Esto de las relaciones sociales en tiempos de pandemia tiene su puntito peligroso. De pronto tu interlocutor está casi siempre dentro de un objeto inanimado y, por tanto, es fácil confundirse y no guardar las elementales normas de cortesía, pese a que, por aquello del aislamiento, uno intenta ser más expansivo para no convertirse en un robinsón.
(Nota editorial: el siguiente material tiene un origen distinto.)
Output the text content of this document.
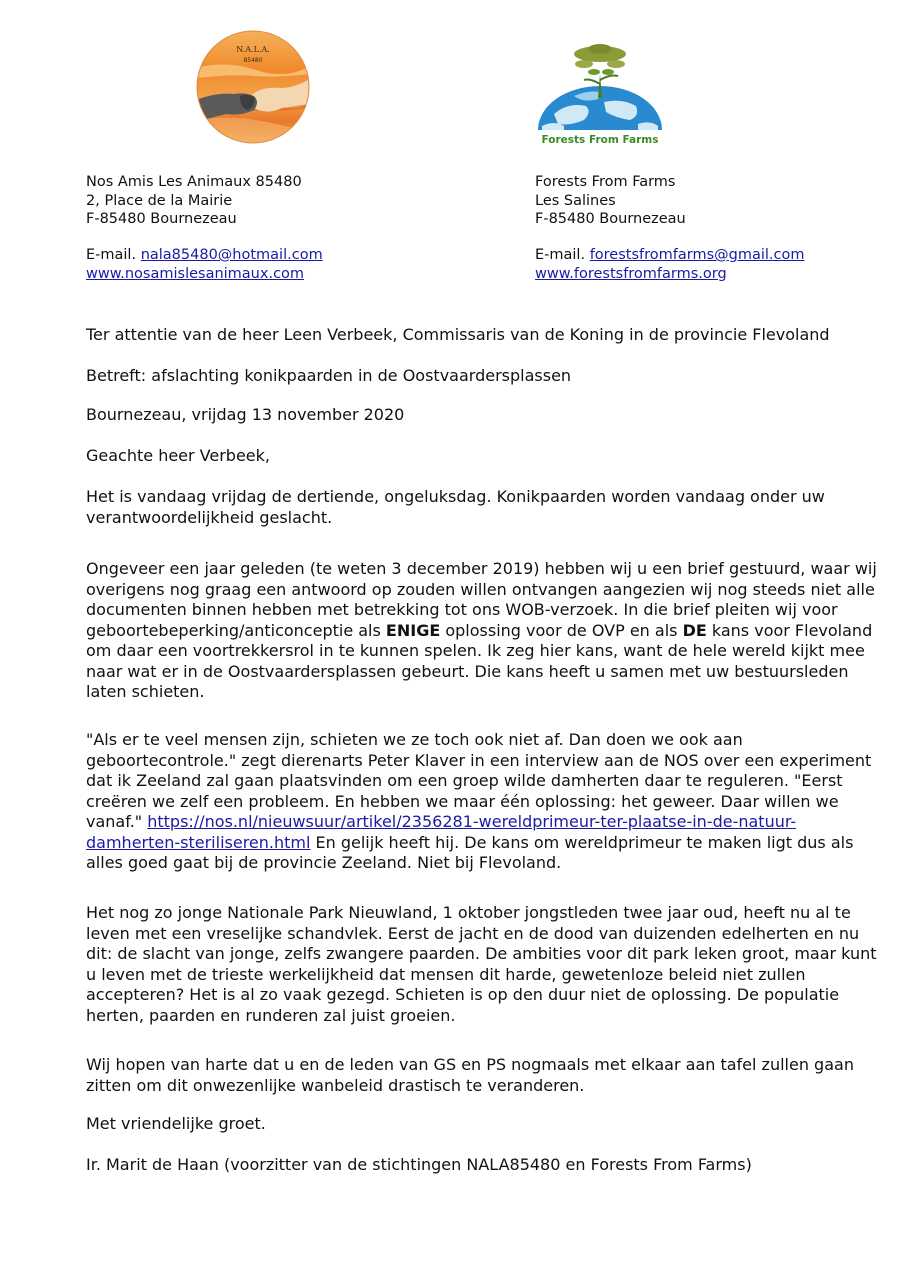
N.A.L.A.
85480
Forests From Farms
Nos Amis Les Animaux 85480
2, Place de la Mairie
F-85480 Bournezeau
E-mail. nala85480@hotmail.com
www.nosamislesanimaux.com
Forests From Farms
Les Salines
F-85480 Bournezeau
E-mail. forestsfromfarms@gmail.com
www.forestsfromfarms.org
Ter attentie van de heer Leen Verbeek, Commissaris van de Koning in de provincie Flevoland
Betreft: afslachting konikpaarden in de Oostvaardersplassen
Bournezeau, vrijdag 13 november 2020
Geachte heer Verbeek,
Het is vandaag vrijdag de dertiende, ongeluksdag. Konikpaarden worden vandaag onder uw
verantwoordelijkheid geslacht.
Ongeveer een jaar geleden (te weten 3 december 2019) hebben wij u een brief gestuurd, waar wij
overigens nog graag een antwoord op zouden willen ontvangen aangezien wij nog steeds niet alle
documenten binnen hebben met betrekking tot ons WOB-verzoek. In die brief pleiten wij voor
geboortebeperking/anticonceptie als ENIGE oplossing voor de OVP en als DE kans voor Flevoland
om daar een voortrekkersrol in te kunnen spelen. Ik zeg hier kans, want de hele wereld kijkt mee
naar wat er in de Oostvaardersplassen gebeurt. Die kans heeft u samen met uw bestuursleden
laten schieten.
"Als er te veel mensen zijn, schieten we ze toch ook niet af. Dan doen we ook aan
geboortecontrole." zegt dierenarts Peter Klaver in een interview aan de NOS over een experiment
dat ik Zeeland zal gaan plaatsvinden om een groep wilde damherten daar te reguleren. "Eerst
creëren we zelf een probleem. En hebben we maar één oplossing: het geweer. Daar willen we
vanaf." https://nos.nl/nieuwsuur/artikel/2356281-wereldprimeur-ter-plaatse-in-de-natuur-
damherten-steriliseren.html En gelijk heeft hij. De kans om wereldprimeur te maken ligt dus als
alles goed gaat bij de provincie Zeeland. Niet bij Flevoland.
Het nog zo jonge Nationale Park Nieuwland, 1 oktober jongstleden twee jaar oud, heeft nu al te
leven met een vreselijke schandvlek. Eerst de jacht en de dood van duizenden edelherten en nu
dit: de slacht van jonge, zelfs zwangere paarden. De ambities voor dit park leken groot, maar kunt
u leven met de trieste werkelijkheid dat mensen dit harde, gewetenloze beleid niet zullen
accepteren? Het is al zo vaak gezegd. Schieten is op den duur niet de oplossing. De populatie
herten, paarden en runderen zal juist groeien.
Wij hopen van harte dat u en de leden van GS en PS nogmaals met elkaar aan tafel zullen gaan
zitten om dit onwezenlijke wanbeleid drastisch te veranderen.
Met vriendelijke groet.
Ir. Marit de Haan (voorzitter van de stichtingen NALA85480 en Forests From Farms)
Por otro lado, tengo ya vistos en estos días más de dos y de tres enfrentamientos a través de redes, de esos que transforman besos, cariños y arrumacos en irreconciliables y sanguinarias enemistades al calor de esta soledad tan tonta en que vivimos. Entre que todos estamos pelín nerviosos, pese a que nos hagamos los valientes, y que triunfan las posiciones maximalistas por aquello de hacer frente al bicho con rigor, no advertimos con claridad que de esto se supone que saldremos algún día, y que probablemente nos crucemos más de una vez con nuestro antiguo objeto de pasión por cualquier esquina. Y tener que vernos con el ceño fruncido y el colmillo enroscado por un ponme allá esas mascarillas o quítame a ese policía de aquella esquina es una santa hostia. Un poco de templanza no vendría mal. ¿No?
Y además nos han vuelto a cambiar la hora, joer.
Y además nos han vuelto a cambiar la hora, joer.